蔦と茂みの中を差し込む月の光で、真っ先に目覚めるワニたちは、星の川を泳いで、月へと昇った。

むかしむかし。
月の光を一身に浴びて眠るライオンは、夢の道を通って、月へ迷い込んだ。

むかしむかし。
蓮の葉の影から月光を眺めて、月の美しさに敬意と祈りを捧げていたヒキガエルは、月の後を追いかけて、月へ追いついた。

やがて月は地球から、ゆっくりと逃げていった。
自分の仲間たちを、腹の中に抱いたまま。

月が離れていくと、空の崩壊が始まった。
空はゆっくりゆっくり、太陽に引き込まれていった。

空は太陽に引っ張られながら、でも今も、青々と僕たちを見下ろしている。
ゆっくりと遠ざかっていく月は、青い空の端に弓形の背中がみえるだけだ。

月の背中は遠い。
僕は月に手を伸ばす。
昔から、月に触れてみたかった。月が大好きだった。
月はずっと、大切な僕の友人だった。
そんな僕は、地球に愛想を尽かして逃げ行く月の、その小さな後ろ姿にでさえ、縋らずにはいられない。

月に願いを。
僕は月に手を伸ばし、月に願いを込める。
どうか、戻って来てください。
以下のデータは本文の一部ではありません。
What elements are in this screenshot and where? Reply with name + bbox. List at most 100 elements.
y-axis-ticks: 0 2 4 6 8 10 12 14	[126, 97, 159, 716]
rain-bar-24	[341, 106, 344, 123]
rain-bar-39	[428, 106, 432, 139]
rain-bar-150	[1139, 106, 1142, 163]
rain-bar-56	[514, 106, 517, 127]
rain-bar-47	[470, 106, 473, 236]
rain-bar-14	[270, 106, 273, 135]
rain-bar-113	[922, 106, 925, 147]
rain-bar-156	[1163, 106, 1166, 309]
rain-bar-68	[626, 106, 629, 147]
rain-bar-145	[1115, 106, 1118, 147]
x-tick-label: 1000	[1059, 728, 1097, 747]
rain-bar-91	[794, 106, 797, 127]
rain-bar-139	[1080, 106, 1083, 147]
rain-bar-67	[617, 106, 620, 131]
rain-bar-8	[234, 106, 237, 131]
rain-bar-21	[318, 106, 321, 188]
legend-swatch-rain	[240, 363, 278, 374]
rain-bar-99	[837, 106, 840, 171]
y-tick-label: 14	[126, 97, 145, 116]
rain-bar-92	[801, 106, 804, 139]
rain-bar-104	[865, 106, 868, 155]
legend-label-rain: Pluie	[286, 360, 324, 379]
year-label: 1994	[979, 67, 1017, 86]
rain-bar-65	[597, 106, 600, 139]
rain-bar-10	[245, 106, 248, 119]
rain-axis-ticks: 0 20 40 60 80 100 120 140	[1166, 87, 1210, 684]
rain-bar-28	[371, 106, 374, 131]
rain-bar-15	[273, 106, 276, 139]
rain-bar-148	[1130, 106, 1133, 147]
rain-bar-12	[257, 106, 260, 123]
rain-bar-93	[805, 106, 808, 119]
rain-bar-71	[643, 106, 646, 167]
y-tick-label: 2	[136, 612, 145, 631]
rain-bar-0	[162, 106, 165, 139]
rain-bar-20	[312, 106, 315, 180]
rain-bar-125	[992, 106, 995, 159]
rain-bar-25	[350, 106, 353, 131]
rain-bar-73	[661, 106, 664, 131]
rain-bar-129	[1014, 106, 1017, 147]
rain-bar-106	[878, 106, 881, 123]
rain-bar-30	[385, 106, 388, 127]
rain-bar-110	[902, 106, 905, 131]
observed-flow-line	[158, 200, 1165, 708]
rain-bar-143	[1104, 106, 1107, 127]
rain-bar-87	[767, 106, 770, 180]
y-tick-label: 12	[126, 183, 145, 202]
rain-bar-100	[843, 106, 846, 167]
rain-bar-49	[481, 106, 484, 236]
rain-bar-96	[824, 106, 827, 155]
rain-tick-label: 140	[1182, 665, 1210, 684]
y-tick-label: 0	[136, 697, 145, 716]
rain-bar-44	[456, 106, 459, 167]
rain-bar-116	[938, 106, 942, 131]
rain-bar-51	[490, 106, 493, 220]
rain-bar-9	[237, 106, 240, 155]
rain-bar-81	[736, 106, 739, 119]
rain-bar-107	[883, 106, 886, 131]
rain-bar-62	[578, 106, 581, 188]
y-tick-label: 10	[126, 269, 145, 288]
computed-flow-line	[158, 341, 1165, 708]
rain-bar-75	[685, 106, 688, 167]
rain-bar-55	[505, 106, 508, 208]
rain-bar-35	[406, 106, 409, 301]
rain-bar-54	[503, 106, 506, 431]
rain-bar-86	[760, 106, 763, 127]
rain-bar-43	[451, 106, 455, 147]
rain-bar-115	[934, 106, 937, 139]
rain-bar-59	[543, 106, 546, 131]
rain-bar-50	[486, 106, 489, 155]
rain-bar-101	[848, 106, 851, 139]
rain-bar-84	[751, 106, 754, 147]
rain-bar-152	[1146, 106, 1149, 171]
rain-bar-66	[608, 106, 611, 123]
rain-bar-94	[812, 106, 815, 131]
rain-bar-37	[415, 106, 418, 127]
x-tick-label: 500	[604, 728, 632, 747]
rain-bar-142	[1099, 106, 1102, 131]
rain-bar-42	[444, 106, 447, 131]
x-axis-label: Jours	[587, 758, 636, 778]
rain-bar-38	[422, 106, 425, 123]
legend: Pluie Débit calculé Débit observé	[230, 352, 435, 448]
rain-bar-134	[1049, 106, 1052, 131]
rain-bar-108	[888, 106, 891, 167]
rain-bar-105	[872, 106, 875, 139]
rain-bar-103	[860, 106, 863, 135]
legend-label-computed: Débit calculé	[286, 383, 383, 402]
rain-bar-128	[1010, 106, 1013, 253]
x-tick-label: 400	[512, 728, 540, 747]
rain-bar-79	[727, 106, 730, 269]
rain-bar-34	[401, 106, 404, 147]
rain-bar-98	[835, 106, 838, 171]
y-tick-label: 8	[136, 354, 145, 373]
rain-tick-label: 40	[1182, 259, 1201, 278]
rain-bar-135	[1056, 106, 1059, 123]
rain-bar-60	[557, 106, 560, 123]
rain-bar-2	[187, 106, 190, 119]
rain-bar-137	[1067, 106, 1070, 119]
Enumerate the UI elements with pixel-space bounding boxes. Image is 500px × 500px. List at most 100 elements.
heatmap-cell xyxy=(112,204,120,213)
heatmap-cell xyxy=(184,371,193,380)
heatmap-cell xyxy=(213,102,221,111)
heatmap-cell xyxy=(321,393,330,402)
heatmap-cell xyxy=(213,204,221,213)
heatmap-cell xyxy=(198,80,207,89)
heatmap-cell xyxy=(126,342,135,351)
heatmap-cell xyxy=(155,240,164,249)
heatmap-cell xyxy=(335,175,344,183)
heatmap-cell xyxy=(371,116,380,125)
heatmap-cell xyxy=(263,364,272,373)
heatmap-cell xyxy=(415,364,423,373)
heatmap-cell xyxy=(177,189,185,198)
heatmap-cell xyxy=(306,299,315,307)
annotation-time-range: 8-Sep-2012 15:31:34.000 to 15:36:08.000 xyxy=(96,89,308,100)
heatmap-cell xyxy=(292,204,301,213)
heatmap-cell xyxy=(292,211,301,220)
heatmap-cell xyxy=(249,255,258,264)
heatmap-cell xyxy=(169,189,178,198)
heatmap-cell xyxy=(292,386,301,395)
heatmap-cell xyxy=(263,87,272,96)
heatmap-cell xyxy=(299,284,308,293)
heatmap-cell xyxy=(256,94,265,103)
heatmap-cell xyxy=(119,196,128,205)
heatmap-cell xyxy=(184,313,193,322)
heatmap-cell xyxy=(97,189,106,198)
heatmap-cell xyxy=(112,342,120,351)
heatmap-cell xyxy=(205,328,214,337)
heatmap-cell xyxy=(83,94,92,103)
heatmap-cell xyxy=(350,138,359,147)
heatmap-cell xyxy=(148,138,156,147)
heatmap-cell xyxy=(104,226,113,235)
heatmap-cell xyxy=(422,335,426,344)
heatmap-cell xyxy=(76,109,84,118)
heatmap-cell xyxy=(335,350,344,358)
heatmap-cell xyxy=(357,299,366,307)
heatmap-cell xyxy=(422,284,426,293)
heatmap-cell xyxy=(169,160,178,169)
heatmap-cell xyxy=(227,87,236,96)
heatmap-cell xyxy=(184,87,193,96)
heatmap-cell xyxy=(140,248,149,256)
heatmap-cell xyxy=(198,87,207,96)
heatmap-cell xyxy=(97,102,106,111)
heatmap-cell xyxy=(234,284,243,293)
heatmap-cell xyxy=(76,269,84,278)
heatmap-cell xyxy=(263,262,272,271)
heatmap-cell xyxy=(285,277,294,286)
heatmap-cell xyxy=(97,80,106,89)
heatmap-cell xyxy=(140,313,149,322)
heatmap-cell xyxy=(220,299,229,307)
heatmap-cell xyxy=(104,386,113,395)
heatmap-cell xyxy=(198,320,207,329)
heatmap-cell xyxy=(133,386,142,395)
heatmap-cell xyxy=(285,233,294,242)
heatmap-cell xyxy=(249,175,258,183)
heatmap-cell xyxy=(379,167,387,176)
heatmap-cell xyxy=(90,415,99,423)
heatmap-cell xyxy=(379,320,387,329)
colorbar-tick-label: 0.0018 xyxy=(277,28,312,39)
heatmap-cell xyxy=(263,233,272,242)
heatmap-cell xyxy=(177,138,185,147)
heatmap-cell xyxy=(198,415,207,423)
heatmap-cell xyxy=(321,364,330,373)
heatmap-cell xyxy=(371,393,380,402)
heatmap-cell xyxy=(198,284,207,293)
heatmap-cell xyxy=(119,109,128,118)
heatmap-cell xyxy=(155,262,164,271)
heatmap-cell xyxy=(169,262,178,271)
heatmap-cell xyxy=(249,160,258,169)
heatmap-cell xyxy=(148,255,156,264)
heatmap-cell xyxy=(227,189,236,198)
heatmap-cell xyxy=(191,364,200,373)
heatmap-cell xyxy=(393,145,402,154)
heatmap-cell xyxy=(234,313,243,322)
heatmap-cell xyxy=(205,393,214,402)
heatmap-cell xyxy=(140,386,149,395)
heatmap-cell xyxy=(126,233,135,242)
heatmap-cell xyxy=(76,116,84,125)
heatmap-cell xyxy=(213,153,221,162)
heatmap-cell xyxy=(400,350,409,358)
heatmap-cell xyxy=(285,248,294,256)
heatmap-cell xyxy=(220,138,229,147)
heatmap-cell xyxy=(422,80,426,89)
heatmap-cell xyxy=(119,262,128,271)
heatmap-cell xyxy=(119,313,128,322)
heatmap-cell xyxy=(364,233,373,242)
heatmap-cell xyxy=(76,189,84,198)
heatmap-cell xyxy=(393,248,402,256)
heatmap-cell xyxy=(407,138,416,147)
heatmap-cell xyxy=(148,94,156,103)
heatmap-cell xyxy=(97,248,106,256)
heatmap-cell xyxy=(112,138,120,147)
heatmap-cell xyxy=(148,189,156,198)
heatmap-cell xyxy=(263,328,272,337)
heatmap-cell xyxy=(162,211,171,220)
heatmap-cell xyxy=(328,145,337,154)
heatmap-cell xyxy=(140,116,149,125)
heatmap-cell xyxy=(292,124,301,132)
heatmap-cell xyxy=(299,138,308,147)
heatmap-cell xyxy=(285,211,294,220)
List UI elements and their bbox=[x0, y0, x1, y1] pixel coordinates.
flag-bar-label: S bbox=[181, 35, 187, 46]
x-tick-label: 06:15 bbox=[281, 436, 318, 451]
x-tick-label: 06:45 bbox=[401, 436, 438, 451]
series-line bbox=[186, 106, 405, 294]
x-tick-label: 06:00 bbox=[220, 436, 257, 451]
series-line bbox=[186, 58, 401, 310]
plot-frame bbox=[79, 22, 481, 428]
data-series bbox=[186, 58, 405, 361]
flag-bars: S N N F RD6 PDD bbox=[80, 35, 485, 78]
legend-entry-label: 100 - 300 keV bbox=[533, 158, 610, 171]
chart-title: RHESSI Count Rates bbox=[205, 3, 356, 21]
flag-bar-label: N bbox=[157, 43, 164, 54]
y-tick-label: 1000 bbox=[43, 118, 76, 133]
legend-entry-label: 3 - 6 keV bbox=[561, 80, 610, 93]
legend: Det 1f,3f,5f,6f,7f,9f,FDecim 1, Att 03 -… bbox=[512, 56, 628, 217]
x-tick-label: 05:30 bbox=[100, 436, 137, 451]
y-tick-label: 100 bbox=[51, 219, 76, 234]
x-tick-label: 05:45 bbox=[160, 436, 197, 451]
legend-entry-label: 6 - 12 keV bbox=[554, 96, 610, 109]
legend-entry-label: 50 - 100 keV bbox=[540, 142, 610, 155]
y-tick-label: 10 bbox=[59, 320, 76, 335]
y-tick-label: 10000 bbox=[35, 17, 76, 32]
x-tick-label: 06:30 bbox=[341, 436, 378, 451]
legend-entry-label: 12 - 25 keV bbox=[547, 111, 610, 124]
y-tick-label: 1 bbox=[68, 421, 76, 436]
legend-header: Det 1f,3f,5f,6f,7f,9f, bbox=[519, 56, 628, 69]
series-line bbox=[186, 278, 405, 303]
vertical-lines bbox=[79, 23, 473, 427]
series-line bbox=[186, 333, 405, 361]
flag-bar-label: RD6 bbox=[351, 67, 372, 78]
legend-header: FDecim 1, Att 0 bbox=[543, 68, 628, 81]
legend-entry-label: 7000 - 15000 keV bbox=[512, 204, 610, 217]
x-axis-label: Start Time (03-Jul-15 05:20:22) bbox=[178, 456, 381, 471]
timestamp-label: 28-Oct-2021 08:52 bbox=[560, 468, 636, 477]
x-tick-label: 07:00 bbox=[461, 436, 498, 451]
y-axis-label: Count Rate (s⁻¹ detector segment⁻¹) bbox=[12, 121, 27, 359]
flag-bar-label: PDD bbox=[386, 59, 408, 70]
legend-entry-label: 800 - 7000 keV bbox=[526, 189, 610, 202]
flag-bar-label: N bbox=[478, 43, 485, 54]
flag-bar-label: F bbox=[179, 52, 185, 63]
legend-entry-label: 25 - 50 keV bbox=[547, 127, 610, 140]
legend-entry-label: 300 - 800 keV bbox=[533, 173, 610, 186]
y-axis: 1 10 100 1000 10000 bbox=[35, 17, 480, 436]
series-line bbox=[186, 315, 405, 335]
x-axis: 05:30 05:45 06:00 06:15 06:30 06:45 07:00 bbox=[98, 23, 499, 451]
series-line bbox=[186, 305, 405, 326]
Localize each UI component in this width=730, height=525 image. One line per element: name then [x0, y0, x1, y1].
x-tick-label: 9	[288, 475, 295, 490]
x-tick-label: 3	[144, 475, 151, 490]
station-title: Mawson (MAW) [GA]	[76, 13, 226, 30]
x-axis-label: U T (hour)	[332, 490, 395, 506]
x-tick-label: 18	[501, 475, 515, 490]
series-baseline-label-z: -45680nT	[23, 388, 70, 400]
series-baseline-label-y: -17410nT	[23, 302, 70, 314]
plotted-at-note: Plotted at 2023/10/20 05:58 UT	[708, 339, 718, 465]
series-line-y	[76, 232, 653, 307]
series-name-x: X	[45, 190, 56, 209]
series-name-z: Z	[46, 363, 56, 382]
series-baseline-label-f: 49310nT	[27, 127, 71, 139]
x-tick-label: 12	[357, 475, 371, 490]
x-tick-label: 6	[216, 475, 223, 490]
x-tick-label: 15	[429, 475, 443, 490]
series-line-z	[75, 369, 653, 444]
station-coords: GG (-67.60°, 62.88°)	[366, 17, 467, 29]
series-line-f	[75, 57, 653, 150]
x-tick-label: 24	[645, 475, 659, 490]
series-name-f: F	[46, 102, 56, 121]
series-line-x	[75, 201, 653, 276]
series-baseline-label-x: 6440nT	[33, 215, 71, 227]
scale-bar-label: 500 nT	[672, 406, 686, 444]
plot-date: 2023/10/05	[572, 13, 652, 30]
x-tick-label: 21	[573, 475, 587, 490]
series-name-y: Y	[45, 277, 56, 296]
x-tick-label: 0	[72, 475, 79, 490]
僕の大切な友人様。
あなたがいなくては僕がやっていけないから。

せめて僕の友人を帰してください。
あなたが帰らなければ僕は2つの友人を一気に失ってしまうから。

伸ばした手が、震えて降りる。
ザザンッ……音だけが寂しく響く。
僕は揺蕩う波の中を泳ぐ魚たちを、優しく揺すりながら空を見上げる。

僕は海。地球上で月と一番仲が良いものだと自惚れていた、月の友人。

空を見上げる。
かつての友人の背中が、遠くに見える。
微かに体が震えて、小さく波を立てた。